首页 | 本学科首页   官方微博 | 高级检索  
     


Photoswitching-Free FRAP Analysis with a Genetically Encoded Fluorescent Tag
Authors:Tatsuya Morisaki  James G. McNally
Affiliation:Fluorescence Imaging Group, National Cancer Institute, National Institutes of Health, Bethesda, Maryland, United States of America.; University of Michigan, United States of America,
Abstract:Fluorescence recovery after photobleaching (FRAP) is a widely used imaging technique for measuring protein dynamics in live cells that has provided many important biological insights.

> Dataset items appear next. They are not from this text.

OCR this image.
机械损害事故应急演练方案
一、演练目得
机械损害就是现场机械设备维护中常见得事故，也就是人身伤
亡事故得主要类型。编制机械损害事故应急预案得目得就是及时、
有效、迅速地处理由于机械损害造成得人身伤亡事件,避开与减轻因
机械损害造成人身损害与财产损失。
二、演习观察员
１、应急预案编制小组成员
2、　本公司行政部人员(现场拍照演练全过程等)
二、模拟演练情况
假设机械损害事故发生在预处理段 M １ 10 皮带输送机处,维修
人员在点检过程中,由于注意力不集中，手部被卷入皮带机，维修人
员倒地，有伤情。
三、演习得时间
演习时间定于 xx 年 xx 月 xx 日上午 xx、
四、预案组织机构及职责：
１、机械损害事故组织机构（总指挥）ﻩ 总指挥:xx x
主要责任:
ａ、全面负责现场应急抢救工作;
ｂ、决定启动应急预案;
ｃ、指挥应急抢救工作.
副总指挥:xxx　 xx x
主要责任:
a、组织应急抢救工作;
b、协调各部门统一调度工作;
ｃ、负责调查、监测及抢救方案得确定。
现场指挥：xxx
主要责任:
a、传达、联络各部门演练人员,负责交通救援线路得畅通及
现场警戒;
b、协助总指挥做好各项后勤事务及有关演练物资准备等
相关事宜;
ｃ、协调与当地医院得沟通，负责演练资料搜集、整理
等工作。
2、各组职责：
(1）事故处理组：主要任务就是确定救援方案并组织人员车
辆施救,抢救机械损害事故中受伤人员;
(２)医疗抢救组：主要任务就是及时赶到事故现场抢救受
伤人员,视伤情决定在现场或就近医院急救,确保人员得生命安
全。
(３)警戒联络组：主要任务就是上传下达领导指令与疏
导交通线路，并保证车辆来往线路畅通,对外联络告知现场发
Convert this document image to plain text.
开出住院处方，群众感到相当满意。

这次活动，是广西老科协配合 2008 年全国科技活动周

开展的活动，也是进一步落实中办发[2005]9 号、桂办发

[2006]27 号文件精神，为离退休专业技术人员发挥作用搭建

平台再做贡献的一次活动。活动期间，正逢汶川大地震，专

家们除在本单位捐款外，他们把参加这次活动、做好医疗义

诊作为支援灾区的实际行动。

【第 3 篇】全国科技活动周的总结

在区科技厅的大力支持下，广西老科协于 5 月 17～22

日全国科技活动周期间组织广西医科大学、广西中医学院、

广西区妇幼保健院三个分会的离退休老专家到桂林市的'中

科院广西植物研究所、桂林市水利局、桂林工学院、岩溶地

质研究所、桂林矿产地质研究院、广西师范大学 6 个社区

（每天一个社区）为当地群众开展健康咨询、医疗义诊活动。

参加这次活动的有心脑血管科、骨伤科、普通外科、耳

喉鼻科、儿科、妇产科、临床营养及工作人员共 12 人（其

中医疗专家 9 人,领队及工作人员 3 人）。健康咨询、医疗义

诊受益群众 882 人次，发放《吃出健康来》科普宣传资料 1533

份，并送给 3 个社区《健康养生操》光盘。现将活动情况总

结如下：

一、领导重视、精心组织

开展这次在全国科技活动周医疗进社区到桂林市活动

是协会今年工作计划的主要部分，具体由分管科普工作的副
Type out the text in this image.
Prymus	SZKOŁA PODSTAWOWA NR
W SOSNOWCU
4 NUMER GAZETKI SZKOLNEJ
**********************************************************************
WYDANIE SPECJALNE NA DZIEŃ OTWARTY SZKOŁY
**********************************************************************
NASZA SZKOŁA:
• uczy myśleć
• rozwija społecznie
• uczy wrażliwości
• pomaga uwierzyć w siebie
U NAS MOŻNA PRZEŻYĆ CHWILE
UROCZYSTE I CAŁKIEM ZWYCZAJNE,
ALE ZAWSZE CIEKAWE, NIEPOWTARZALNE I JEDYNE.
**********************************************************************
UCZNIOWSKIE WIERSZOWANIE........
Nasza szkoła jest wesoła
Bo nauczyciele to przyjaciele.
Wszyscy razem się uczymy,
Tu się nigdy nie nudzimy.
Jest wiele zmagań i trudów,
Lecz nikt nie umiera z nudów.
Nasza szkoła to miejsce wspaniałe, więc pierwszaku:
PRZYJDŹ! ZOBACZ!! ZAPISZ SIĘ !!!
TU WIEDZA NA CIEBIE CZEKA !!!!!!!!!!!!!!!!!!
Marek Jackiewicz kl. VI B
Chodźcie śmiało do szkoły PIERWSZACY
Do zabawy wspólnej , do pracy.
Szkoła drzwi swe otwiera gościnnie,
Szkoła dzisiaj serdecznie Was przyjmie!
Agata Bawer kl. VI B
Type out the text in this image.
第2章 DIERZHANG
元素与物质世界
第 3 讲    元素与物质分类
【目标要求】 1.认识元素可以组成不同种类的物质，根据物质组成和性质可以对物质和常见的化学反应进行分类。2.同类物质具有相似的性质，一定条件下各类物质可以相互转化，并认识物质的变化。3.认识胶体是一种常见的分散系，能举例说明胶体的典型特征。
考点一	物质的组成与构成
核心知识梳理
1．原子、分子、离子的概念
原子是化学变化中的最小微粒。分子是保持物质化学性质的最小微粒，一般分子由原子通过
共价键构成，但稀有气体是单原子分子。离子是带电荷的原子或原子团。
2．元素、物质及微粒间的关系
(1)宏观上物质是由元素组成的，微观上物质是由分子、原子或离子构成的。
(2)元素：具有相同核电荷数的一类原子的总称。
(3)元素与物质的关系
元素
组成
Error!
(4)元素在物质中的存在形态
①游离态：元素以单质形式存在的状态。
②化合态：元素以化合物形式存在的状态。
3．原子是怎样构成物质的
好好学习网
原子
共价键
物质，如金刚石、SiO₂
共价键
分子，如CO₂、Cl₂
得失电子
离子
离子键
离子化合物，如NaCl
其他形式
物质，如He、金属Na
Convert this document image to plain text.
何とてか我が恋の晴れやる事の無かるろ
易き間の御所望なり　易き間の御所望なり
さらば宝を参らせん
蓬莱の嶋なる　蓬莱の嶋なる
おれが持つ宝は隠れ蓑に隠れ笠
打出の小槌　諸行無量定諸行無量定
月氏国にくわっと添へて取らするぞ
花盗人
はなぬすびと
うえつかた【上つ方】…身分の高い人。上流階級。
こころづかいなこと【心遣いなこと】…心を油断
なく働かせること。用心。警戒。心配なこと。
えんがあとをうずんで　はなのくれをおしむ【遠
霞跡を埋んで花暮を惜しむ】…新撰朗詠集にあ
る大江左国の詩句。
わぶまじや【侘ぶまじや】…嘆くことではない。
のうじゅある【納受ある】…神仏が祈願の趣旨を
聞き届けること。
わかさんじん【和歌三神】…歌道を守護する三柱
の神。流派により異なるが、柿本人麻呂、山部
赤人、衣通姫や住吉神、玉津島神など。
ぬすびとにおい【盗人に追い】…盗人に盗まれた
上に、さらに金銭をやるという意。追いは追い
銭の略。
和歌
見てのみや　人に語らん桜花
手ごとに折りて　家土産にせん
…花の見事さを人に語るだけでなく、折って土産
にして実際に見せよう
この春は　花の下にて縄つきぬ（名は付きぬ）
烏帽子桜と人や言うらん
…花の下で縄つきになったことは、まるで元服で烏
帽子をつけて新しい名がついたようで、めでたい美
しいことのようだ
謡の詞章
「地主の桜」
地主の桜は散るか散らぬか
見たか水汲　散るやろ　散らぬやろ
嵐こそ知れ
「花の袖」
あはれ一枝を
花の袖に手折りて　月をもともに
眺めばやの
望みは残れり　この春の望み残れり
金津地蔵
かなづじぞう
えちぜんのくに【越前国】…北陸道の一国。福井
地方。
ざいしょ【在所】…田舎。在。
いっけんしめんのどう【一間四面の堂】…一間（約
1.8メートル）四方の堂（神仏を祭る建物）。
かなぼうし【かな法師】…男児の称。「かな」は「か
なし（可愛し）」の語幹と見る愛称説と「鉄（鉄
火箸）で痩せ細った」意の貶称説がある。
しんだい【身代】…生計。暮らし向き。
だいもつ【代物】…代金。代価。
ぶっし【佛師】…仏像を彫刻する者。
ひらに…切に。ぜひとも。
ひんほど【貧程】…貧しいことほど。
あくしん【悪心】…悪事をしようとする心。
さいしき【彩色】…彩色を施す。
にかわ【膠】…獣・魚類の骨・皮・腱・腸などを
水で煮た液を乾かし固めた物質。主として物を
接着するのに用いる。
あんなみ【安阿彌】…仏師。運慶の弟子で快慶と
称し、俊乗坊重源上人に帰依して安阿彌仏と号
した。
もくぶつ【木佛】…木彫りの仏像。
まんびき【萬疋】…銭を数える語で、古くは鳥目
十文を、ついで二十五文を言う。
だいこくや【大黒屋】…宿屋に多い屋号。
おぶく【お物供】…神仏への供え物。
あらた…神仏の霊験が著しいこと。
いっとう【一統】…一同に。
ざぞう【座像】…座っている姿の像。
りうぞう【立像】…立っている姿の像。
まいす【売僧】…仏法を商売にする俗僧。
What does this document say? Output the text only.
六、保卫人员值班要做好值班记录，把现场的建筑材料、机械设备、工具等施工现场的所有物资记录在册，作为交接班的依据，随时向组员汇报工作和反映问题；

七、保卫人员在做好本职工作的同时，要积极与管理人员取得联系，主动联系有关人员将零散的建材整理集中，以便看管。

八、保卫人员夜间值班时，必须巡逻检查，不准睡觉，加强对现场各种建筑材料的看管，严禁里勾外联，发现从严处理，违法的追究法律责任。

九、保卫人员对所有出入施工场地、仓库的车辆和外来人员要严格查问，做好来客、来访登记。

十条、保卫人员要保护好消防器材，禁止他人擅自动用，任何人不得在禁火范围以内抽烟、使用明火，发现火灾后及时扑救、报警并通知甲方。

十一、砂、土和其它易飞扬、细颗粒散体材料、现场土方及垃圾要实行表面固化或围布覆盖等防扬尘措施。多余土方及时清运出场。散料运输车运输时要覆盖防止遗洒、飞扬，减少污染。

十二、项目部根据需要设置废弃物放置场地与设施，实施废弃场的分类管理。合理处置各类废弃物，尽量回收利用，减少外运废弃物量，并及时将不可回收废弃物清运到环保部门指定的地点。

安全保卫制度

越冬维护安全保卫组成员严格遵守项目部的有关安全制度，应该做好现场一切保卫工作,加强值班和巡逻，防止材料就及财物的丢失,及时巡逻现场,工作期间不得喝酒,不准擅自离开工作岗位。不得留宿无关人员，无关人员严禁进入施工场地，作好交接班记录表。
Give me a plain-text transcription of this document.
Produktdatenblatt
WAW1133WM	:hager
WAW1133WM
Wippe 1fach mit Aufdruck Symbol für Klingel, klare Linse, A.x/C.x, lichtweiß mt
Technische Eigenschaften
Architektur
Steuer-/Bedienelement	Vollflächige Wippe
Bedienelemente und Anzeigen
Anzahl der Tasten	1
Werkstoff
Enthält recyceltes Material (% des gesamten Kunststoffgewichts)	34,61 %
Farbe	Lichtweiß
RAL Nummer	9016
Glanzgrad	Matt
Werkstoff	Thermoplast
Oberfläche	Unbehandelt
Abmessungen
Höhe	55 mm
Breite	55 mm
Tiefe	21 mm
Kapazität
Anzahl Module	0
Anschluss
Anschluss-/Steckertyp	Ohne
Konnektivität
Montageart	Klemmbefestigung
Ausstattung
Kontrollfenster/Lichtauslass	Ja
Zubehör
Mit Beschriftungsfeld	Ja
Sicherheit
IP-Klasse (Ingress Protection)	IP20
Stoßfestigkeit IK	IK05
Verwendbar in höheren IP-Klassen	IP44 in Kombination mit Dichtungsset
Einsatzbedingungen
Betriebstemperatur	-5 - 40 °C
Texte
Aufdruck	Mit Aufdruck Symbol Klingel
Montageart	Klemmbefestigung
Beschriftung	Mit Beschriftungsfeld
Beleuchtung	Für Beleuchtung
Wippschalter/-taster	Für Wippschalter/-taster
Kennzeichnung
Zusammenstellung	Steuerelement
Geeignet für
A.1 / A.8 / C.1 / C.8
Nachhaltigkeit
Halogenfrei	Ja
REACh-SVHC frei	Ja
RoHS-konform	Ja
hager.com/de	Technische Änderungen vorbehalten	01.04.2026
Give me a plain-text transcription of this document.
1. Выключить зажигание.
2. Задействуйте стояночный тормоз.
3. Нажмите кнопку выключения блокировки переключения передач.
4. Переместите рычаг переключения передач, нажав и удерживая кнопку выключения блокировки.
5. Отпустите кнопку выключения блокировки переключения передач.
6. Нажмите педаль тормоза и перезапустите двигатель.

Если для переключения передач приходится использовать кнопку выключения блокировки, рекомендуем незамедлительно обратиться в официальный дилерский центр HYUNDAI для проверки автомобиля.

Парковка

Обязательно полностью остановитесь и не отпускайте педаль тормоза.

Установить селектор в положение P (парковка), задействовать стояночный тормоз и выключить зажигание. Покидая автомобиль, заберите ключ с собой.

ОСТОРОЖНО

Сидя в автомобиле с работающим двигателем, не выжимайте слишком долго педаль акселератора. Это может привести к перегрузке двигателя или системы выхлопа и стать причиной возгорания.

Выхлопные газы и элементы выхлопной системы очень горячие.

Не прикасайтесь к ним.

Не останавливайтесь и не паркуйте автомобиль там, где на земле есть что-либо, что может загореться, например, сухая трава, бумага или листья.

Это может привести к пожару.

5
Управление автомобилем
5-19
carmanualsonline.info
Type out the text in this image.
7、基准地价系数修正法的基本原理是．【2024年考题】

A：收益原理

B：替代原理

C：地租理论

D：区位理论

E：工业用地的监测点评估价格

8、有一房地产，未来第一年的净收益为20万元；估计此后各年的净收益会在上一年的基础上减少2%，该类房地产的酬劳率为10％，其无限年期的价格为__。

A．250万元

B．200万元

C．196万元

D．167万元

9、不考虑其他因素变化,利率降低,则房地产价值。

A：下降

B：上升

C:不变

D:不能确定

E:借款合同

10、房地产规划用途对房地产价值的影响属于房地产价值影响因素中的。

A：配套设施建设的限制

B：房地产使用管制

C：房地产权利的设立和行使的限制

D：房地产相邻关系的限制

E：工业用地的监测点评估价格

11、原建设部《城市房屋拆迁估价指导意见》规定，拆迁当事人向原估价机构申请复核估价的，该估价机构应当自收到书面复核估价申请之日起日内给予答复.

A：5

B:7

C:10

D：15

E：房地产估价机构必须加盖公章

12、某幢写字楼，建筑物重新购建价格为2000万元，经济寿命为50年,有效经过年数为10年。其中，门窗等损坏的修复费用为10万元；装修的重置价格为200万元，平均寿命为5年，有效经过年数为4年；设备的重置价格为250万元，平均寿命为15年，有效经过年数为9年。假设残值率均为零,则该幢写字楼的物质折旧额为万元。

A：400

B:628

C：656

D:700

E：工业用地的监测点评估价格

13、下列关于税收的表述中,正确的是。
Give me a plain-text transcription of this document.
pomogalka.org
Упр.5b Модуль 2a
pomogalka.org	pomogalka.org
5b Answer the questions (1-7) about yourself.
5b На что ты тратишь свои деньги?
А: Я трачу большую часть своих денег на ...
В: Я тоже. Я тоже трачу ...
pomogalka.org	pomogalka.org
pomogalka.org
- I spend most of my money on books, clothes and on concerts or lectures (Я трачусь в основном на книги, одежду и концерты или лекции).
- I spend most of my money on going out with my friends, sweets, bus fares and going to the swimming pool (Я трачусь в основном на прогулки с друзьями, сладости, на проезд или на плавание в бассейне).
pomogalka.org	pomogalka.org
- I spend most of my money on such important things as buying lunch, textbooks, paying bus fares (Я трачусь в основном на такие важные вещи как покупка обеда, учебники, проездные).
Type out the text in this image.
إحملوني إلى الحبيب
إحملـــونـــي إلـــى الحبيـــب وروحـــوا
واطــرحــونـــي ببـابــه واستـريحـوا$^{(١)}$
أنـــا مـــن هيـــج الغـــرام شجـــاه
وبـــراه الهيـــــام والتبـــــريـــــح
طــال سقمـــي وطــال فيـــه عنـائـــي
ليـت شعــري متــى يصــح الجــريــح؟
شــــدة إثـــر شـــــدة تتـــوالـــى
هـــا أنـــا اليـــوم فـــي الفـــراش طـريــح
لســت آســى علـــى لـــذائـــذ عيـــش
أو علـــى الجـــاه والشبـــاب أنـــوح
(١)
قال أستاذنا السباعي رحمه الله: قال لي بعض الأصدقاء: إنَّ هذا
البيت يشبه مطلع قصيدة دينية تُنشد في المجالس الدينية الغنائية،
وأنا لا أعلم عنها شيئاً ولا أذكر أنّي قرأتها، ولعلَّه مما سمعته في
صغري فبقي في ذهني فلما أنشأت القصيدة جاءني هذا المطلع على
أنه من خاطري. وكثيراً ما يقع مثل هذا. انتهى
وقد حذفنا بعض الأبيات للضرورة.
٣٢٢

Although FRAP presumes that the conversion of a fluorophore from a bright to a dark state is irreversible, GFP as well as other genetically encoded fluorescent proteins now in common use can also exhibit a reversible conversion known as photoswitching. Various studies have shown how photoswitching can cause at least four different artifacts in FRAP, leading to false conclusions about various biological phenomena, including the erroneous identification of anomalous diffusion or the overestimation of the freely diffusible fraction of a cellular protein. Unfortunately, identifying and then correcting these artifacts is difficult. Here we report a new characteristic of an organic fluorophore tetramethylrhodamine bound to the HaloTag protein (TMR-HaloTag), which like GFP can be genetically encoded, but which directly and simply overcomes the artifacts caused by photoswitching in FRAP. We show that TMR exhibits virtually no photoswitching in live cells under typical imaging conditions for FRAP. We also demonstrate that TMR eliminates all of the four reported photoswitching artifacts in FRAP. Finally, we apply this photoswitching-free FRAP with TMR to show that the chromatin decondensation following UV irradiation does not involve loss of nucleosomes from the damaged DNA. In sum, we demonstrate that the TMR Halo label provides a genetically encoded fluorescent tag very well suited for accurate FRAP experiments.